Morpho-statistical description of networks through graph modelling and Bayesian inference
Authors : Quentin Laporte-Chabasse (Loria), Radu S. Stoica (IECL), Marianne Clausel (IECL), François Charoy (Loria), Gérald Oster (Loria)
Article : Articles dans des revues internationales ou nationales avec comité de lecture - 01/07/2022 - IEEE Transactions on Network Science and Engineering
Collaboration graphs are relevant sources of information to
understand behavioural tendencies of groups of individuals. The study of these graphs enables figuring out factors that may affect the efficiency and the sustainability of cooperative work. For example, such a collaboration involves researchers who develop relationships with their external counterparts to address scientific challenges. As relations and projects change over time, the evolution of social structures must be tackled. We propose a statistical approach considering different structural collaboration patterns and captures the dynamic of the relational structures over the years.

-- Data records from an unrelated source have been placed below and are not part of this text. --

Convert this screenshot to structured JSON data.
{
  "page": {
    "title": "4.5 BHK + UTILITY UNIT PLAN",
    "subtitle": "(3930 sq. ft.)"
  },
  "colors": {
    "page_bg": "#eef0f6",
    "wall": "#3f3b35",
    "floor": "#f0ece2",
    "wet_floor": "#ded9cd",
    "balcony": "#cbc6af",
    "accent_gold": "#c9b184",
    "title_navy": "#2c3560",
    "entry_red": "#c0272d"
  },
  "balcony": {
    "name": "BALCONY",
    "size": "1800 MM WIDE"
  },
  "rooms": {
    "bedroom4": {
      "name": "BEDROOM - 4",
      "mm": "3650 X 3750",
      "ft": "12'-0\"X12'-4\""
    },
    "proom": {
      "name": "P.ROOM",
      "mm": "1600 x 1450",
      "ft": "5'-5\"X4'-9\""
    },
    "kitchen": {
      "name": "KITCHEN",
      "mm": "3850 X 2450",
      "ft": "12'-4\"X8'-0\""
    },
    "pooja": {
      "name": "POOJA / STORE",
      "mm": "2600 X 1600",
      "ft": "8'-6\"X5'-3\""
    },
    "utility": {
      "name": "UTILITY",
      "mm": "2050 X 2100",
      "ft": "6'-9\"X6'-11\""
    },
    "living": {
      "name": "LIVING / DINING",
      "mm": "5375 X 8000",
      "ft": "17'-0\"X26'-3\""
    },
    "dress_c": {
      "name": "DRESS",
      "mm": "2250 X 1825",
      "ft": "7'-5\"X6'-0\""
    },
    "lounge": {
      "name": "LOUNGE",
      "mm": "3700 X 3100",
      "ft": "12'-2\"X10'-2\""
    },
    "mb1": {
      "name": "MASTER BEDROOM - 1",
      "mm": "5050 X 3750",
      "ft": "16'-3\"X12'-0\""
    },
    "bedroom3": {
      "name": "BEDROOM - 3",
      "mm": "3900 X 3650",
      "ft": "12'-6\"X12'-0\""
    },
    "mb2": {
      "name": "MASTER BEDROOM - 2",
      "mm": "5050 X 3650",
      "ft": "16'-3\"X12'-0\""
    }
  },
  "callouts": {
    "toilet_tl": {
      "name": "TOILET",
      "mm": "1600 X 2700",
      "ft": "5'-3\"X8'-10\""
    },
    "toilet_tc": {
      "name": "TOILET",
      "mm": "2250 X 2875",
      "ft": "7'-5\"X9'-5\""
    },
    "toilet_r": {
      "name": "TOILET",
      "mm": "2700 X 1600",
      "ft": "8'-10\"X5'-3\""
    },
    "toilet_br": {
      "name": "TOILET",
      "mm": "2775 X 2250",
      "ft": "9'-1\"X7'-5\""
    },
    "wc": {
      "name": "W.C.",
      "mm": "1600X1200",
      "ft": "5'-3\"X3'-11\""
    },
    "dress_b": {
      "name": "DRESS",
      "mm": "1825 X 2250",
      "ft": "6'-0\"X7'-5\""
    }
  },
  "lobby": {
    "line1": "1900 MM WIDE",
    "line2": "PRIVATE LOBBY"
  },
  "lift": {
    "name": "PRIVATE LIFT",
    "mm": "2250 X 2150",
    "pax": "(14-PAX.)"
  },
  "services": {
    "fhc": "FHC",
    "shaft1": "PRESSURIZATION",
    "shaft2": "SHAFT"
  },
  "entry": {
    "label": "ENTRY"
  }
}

Our approach combines spatial processes
modelling and Exponential Random Graph Models used to analyse social processes. Since the normalising constant involved in classical Markov Chain Monte Carlo (MCMC) approaches is intractable, the inference remains challenging. To overcome this issue, we propose a Bayesian tool that relies on the recent ABC Shadow algorithm. The method is illustrated on real data sets from an open archive of scholarly documents. Through a simple formalism, our approach highlights the interactions between the different types of social relations at stake in the collaboration network.